Gefühle und Emotionen

Manche Therapien unterscheiden streng zwischen Gefühlen und Emotionen. Laien auf diesem Gebiet können zur Zeit leicht herauszufinden, was der Unterschied ist. Dies dank Coronafußball.

Was sonst bei einer Fußballübertragung für den Zuschauer zu Hause unhörbar bleibt, dringt ihm neuerdings mit frenetischem Lärm ins Ohr. Die momentanen Übertragungen mobilisieren zwar ziemlich andere Gefühle als Fußballspiele mit Publikum, doch sie lassen den Laien problemlos den Unterschied zwischen den beiden Seelenregungen erkennen.

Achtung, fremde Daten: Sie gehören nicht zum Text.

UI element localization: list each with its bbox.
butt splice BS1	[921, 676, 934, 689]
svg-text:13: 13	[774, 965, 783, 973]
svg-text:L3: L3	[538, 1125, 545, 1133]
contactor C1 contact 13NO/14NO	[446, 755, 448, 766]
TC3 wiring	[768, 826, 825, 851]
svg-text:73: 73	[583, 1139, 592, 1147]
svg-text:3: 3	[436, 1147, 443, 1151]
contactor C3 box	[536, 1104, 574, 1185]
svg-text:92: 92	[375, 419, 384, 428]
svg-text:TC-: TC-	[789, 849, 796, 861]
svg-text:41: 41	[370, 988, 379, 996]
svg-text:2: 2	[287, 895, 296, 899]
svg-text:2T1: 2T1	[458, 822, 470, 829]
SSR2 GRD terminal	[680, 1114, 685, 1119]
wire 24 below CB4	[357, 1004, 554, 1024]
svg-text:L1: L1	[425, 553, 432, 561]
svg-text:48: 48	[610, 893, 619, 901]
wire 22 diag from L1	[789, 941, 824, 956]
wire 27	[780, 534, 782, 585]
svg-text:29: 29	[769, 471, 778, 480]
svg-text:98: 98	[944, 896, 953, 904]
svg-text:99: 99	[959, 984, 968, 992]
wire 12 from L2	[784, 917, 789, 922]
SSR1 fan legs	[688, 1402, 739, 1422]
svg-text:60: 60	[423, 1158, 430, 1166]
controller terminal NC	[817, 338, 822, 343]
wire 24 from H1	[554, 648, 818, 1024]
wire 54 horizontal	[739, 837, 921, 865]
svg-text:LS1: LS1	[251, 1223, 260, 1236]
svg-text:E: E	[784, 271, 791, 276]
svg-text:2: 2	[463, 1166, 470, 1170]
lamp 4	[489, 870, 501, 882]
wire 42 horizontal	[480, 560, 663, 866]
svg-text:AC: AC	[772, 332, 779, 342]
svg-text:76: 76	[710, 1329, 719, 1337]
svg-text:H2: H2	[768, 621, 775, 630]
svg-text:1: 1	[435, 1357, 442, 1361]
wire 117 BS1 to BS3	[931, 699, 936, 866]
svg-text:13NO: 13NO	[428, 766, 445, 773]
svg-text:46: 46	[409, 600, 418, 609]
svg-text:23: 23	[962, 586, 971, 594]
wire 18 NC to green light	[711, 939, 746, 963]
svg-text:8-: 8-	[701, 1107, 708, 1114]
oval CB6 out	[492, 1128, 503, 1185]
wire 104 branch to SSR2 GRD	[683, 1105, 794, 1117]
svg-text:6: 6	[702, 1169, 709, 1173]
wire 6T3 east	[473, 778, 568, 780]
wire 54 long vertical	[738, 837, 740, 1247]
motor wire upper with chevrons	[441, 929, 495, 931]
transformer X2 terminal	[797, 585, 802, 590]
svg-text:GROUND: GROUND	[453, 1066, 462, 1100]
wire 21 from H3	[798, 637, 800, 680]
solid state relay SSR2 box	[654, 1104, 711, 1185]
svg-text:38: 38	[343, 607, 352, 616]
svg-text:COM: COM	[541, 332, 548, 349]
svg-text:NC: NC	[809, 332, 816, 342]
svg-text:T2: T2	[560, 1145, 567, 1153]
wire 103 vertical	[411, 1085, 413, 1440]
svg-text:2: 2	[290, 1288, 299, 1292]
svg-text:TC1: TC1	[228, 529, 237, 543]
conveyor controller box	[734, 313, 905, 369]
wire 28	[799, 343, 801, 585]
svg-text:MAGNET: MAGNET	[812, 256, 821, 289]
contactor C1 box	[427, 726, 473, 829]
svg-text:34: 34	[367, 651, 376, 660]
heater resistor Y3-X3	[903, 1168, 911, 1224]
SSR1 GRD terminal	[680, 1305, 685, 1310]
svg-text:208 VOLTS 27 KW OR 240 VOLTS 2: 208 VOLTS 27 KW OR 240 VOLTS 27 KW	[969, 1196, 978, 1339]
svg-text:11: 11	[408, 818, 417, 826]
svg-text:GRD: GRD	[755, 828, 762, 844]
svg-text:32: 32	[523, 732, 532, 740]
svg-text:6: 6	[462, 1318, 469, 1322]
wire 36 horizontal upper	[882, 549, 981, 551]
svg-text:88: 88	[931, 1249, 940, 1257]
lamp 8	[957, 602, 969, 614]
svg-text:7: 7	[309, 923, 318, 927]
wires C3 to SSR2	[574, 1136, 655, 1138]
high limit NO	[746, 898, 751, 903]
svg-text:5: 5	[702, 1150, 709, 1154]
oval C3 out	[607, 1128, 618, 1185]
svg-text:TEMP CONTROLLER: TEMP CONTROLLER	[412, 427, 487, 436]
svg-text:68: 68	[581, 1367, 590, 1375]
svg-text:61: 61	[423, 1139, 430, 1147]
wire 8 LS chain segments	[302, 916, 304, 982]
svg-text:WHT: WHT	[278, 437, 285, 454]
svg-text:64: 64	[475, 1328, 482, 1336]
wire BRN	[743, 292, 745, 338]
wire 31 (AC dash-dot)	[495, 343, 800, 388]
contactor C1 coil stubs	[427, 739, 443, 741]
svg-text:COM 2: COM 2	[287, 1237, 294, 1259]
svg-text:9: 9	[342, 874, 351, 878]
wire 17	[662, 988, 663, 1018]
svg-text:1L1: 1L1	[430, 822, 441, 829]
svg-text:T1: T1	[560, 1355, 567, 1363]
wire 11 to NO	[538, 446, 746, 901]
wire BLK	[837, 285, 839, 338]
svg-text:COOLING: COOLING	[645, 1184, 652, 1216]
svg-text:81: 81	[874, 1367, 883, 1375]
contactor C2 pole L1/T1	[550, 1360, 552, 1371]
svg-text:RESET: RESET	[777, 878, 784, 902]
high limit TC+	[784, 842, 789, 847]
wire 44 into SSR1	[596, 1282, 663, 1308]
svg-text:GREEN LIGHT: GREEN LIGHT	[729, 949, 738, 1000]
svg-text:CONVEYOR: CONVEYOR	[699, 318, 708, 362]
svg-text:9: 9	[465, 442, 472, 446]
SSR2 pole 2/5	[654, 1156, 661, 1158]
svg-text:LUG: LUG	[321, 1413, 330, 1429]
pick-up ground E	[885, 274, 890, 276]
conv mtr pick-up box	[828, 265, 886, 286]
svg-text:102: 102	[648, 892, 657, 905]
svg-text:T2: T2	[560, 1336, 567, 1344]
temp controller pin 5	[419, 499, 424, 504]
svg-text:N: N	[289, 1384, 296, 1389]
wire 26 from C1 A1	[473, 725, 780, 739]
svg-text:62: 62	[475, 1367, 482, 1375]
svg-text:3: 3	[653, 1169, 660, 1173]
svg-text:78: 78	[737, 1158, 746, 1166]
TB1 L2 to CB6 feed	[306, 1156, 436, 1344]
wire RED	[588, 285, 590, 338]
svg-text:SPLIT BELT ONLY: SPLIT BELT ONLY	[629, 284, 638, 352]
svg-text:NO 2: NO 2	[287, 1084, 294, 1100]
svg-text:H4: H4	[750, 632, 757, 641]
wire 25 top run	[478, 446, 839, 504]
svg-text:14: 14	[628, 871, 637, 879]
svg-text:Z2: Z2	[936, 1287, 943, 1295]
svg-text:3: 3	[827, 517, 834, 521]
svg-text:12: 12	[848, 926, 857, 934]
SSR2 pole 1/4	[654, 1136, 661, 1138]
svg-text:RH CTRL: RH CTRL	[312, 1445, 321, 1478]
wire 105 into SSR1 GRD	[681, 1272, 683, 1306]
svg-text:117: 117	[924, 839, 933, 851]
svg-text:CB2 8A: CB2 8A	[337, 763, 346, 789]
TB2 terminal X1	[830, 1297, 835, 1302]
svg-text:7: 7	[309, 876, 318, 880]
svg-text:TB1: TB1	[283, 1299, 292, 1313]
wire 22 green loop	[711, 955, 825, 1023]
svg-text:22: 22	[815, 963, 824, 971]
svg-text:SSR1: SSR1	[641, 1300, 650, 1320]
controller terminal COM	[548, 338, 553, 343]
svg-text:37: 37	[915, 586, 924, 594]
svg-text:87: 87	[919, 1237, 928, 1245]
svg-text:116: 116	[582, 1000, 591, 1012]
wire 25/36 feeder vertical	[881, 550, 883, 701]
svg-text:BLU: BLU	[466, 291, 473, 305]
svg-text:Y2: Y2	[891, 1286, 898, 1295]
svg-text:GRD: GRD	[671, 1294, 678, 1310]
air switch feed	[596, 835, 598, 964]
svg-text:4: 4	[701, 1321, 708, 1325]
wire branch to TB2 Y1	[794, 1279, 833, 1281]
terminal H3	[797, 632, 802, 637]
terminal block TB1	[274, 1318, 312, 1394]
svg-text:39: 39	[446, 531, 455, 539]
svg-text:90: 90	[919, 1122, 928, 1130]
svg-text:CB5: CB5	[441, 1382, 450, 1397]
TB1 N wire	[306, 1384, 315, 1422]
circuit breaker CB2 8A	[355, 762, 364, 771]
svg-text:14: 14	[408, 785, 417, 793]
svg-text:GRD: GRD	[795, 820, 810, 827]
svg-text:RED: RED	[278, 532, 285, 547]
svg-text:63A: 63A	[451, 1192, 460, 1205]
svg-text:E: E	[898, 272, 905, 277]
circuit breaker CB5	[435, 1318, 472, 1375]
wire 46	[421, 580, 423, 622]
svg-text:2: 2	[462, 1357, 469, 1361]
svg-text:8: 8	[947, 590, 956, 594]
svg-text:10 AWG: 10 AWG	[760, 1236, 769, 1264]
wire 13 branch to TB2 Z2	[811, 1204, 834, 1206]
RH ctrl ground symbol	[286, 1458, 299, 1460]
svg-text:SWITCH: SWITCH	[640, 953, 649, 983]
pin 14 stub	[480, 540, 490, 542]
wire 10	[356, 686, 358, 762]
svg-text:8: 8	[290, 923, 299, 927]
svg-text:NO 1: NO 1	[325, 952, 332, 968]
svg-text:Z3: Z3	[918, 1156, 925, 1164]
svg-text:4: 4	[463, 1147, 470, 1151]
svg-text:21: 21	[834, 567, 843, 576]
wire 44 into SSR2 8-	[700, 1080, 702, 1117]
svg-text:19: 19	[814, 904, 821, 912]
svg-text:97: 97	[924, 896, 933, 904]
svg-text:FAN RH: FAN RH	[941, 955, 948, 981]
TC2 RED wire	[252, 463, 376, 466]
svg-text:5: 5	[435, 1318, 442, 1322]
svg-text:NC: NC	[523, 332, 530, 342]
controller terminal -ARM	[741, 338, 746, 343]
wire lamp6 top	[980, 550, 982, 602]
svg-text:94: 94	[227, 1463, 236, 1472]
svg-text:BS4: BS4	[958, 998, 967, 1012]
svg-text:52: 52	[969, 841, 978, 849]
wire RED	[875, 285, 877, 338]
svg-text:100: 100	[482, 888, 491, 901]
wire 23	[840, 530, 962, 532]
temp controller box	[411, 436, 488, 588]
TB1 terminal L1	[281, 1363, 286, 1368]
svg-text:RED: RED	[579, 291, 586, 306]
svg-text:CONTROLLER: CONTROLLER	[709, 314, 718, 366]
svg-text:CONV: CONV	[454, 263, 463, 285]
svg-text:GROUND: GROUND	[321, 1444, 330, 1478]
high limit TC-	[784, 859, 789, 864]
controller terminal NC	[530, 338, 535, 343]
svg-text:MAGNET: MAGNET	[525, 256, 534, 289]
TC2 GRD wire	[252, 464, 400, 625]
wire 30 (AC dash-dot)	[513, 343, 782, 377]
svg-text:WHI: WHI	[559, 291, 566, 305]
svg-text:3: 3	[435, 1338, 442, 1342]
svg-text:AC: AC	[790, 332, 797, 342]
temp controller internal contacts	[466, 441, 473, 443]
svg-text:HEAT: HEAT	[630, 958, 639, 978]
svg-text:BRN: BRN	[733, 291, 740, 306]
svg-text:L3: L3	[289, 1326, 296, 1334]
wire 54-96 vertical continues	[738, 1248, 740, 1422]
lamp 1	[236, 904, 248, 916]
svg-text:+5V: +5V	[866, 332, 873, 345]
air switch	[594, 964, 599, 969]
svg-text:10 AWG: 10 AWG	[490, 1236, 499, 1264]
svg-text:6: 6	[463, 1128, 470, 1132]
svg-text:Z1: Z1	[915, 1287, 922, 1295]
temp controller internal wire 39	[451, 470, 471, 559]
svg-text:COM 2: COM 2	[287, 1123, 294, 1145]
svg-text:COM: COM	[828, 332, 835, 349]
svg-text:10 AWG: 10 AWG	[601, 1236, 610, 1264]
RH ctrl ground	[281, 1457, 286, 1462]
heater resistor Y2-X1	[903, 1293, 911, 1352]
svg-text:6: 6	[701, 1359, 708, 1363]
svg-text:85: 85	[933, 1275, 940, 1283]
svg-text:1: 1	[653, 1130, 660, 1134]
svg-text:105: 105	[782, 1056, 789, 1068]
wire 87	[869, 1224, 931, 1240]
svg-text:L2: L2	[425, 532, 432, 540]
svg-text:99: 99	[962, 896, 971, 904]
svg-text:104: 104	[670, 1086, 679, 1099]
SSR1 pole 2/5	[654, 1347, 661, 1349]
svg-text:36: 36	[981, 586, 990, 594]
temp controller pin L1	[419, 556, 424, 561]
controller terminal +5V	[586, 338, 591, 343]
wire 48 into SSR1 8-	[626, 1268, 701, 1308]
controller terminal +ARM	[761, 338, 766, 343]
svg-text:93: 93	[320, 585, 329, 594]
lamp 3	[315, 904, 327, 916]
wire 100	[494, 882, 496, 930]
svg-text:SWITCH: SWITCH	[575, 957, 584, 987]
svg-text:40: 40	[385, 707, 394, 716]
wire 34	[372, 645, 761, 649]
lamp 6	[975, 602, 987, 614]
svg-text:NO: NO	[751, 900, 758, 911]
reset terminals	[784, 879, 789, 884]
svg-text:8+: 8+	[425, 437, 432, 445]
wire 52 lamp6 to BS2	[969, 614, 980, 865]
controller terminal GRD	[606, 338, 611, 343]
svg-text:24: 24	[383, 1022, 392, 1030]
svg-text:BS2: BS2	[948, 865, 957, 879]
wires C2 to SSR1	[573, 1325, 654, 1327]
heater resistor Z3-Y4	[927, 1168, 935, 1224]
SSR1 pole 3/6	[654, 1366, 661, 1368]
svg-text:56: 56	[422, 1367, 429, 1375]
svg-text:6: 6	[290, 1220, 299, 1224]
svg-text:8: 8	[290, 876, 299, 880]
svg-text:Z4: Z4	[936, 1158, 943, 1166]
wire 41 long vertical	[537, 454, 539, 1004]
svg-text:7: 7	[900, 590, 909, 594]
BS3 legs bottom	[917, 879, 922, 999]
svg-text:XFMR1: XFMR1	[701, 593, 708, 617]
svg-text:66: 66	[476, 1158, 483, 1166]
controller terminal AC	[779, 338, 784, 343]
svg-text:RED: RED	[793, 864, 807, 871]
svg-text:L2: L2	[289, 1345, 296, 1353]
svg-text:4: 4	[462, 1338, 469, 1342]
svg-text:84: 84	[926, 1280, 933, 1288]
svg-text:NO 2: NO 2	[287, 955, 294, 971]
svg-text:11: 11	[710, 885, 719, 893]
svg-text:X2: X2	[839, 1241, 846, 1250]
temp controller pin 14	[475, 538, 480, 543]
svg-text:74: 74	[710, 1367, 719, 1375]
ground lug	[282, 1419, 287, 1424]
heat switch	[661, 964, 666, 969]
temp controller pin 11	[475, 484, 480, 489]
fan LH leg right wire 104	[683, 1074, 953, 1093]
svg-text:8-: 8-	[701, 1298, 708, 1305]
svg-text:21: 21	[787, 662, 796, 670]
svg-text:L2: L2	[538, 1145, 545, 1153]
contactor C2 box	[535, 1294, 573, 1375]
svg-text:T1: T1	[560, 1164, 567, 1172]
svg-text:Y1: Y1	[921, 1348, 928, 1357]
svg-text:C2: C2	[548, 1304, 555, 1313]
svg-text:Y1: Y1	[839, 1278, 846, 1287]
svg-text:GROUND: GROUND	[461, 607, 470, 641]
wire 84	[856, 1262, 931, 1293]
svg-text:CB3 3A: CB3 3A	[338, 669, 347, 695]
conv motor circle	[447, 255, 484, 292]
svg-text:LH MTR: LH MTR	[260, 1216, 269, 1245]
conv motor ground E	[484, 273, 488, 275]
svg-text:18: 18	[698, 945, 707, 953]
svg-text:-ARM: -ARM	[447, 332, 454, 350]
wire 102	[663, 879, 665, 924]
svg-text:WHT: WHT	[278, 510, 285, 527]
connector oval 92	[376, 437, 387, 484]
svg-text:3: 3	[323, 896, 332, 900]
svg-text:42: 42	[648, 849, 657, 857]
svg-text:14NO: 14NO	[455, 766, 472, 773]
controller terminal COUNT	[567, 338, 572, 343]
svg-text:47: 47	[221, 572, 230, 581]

Wir hören laute Schreie der Spieler auf dem Feld, hören die Schreie der Spieler am Spielrand. Während sonst beim Fußball im Stadion fünfzigtausend brüllende Fans die Übertragungsmikrofone beanspruchen, hören wir jetzt nur die paar Hansel auf dem Feld und die letzten Mohikaner am Spielrand.

Mach mal für einen Moment die Augen zu und halte die Ohren steif und Du hörst Emotionen in Reinkultur. Kein einziges Gefühl. Wer den teilweise verzweifelten, teilweise hochaggressiven, für die jeweiligen Stimmbänder durchgehend zu hohen und viel zu lauten Schreien den Ablauf eines Kriegsfilms unterlegen würde, könnte mit einem eindrucksvollen Resultat rechnen.

Während wir, um Emotionen und Gefühlen zu unterscheiden, sonst schwierige Bücher studieren müssen, kriegen wir den Unterschied bei den derzeitigen Fußballspielen in Reinkultur mit.

Und somit wäre schon wieder etwas Positives zu Corona gesagt. Warum also klagen?